Brussels, 13/11/2019 - 19:33, UNIQUE ID: 191113_18
HR/VP speeches

Seul le texte prononcé fait foi.

Je vous remercie, Monsieur le président.

Il s'agit d'un débat opportun au sein de ce Parlement. L'occasion m'est ainsi donnée de vous informer sur le travail que nous avons accompli, non seulement à la Commission, mais aussi au Conseil, en fait.
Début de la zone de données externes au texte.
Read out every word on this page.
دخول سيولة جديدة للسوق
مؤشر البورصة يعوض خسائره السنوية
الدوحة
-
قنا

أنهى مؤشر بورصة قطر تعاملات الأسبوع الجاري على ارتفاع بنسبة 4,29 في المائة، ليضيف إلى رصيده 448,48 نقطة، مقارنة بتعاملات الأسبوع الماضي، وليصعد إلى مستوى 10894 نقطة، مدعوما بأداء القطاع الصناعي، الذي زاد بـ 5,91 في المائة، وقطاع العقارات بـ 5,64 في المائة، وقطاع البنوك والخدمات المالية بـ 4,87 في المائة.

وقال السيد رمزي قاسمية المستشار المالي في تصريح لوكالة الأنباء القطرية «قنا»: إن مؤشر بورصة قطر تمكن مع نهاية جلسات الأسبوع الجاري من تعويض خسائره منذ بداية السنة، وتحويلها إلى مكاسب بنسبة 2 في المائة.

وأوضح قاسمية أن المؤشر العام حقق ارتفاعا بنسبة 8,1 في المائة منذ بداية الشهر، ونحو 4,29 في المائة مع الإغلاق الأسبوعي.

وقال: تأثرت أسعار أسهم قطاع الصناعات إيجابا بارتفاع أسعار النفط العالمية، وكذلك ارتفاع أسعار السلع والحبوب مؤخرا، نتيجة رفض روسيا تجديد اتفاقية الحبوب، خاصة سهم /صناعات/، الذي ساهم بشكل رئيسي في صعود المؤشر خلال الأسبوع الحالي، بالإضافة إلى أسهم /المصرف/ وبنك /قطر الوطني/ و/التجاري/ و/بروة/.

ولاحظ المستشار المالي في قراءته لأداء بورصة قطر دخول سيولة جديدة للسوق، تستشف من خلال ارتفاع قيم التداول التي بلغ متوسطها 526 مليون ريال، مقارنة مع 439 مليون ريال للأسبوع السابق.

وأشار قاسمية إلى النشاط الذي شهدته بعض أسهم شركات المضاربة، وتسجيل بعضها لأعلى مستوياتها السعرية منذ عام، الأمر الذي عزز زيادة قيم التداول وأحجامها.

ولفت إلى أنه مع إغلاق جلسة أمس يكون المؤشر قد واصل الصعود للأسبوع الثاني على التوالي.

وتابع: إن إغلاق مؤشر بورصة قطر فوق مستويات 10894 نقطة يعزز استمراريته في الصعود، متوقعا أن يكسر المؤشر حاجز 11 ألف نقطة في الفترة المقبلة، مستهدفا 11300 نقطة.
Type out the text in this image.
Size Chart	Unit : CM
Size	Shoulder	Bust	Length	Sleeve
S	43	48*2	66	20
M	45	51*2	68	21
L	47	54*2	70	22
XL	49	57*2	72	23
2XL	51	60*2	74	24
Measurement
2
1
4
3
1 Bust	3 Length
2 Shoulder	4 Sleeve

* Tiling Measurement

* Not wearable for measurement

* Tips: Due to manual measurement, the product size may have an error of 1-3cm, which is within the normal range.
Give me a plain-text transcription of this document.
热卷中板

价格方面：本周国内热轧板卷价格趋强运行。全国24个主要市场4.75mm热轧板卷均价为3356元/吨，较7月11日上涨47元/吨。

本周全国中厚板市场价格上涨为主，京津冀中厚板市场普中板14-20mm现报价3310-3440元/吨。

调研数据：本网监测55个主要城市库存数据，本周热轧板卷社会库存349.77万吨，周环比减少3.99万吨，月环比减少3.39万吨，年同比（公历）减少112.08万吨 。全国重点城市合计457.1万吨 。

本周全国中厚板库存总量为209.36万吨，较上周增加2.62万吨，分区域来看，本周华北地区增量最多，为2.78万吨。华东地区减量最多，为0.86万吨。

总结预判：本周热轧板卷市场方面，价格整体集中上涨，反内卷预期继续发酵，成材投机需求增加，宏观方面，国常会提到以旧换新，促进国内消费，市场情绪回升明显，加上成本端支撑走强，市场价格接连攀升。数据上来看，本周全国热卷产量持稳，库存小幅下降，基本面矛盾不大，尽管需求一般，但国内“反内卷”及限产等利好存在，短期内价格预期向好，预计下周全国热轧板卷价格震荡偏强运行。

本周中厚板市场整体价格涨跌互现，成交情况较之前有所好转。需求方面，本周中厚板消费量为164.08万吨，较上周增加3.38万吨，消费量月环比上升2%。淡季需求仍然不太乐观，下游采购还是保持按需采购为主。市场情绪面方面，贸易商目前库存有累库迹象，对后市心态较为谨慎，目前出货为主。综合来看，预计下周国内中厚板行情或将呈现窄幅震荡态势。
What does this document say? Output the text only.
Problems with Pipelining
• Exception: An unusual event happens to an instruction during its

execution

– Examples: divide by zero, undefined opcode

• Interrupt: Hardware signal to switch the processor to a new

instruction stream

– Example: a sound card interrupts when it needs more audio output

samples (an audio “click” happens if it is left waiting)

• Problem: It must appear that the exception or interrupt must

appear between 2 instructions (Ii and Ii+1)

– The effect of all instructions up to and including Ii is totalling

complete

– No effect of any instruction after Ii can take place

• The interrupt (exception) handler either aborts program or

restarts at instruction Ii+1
Lundi dernier, nous avons adopté au sein du Conseil des affaires étrangères un cadre en vue de mesures restrictives en raison des activités de forage menées par la Turquie en Méditerranée orientale.

Cette décision permet désormais de sanctionner les personnes ou les entités qui sont responsables d'activités de forage non autorisées dans les eaux territoriales de Chypre, dans sa zone économique exclusive ou sur son plateau continental.

Je vous rappelle comment nous en sommes arrivés là. Début mai, la Turquie a envoyé un premier navire de forage à l'intérieur de la zone économique exclusive de Chypre, puis un autre en juin.

D'emblée, l'Union européenne a affiché une position commune unie sur la question. Avant tout, nous avons affirmé notre solidarité pleine et entière avec Chypre, y compris au plus haut niveau – celui du Conseil européen, avec les chefs d'État ou de gouvernement de l'Union européenne.

Ensuite, en juillet, le Conseil a statué sur une première réponse, décidant de suspendre les dialogues de haut niveau que nous menons avec la Turquie et les négociations relatives à l'accord global sur le transport aérien, et de faire sienne la proposition de la Commission visant à réduire l'aide de préadhésion en faveur de la Turquie pour 2020.

Le Conseil a également demandé, en juillet, à la Commission et au Service européen pour l'action extérieure d'examiner d'autres options en vue de mesures ciblées, pour le cas où la Turquie poursuivrait ses activités de forage illégales.

Nous sommes restés constamment en contact avec nos homologues turcs à tous les niveaux et nous avons insisté auprès des Turcs sur la nécessité d'apaiser la situation.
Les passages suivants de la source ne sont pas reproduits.